# Broke back



## Shipwreck (Jan 26, 2006)

Wife rented Brokeback Mountain. Told her - WAY not interested in seeing it.

Now, she's done and keeps coming in to tell me what a good movie it was.

SNL wasn't that great tonight, but I think anything is better than watching that movie


----------



## 96 Brigadier (Feb 17, 2006)

I'd rather watch Oprah than that crap.


----------



## Guest (May 7, 2006)

96 Brigadier said:


> I'd rather watch Oprah than that crap.


:watching:


----------



## Shipwreck (Jan 26, 2006)

96 Brigadier said:


> I'd rather watch Oprah than that crap.


Yes, I agree.
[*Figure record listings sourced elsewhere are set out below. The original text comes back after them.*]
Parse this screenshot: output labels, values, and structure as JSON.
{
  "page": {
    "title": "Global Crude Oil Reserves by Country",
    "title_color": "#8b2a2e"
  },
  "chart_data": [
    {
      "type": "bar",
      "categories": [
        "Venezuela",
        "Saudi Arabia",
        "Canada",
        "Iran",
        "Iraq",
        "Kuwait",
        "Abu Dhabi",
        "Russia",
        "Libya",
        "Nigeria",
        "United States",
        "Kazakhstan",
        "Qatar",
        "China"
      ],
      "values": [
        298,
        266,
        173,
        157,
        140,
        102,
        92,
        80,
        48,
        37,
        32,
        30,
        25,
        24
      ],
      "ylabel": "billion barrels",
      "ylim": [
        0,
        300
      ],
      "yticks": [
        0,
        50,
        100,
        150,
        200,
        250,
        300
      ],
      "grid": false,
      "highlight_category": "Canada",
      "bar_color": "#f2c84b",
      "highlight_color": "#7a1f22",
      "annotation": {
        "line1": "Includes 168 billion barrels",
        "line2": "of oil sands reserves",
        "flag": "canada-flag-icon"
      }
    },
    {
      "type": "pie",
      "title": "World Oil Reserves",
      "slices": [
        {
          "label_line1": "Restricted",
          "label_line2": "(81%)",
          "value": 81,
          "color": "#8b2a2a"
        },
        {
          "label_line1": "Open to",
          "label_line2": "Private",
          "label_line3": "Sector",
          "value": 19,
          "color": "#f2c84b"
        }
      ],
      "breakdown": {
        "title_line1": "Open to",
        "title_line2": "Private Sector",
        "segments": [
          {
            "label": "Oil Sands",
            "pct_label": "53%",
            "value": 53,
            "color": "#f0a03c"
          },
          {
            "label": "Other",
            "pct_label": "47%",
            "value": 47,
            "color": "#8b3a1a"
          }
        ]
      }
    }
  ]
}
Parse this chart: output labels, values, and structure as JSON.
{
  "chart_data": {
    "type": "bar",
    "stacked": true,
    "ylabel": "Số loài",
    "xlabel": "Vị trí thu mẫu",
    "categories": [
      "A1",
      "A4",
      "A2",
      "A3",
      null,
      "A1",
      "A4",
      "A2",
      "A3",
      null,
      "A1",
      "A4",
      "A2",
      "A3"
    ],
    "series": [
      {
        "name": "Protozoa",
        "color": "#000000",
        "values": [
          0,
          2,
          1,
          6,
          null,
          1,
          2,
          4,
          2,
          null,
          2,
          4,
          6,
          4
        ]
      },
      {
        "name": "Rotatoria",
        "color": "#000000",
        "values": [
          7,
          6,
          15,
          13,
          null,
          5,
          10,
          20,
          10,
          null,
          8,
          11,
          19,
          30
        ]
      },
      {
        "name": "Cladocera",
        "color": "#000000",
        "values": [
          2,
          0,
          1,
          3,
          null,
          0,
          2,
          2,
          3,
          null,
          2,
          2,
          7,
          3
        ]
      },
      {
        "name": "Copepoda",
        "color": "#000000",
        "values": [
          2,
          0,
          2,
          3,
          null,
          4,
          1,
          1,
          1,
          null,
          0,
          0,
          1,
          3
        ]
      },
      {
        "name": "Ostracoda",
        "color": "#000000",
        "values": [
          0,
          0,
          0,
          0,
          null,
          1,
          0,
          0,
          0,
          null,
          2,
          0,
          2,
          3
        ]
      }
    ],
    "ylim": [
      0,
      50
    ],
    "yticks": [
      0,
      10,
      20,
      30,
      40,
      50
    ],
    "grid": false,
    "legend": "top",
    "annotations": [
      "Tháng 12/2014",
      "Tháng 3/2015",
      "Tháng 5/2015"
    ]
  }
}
I told her that even if she promised me another new gun if I sat and watched it w/ her, I would have serious reservations


----------



## Guest (May 8, 2006)

Woman love that movie a lot. I myself am hoping that this upcoming Sopranos episode tonight won't show Vito and that fireman making out again. That made me sick seeing that last week. :x


----------



## Waffen (Feb 8, 2006)

No interest in that movie from anyone in the family... Out here in Colorado it came and went with a wimper..


W


----------



## Shipwreck (Jan 26, 2006)

Well, my wife liked it - but, I'll continue to pass on it :?


----------



## Guest (May 10, 2006)

I think it should be called BrokeAssed Mountain. :lol:


----------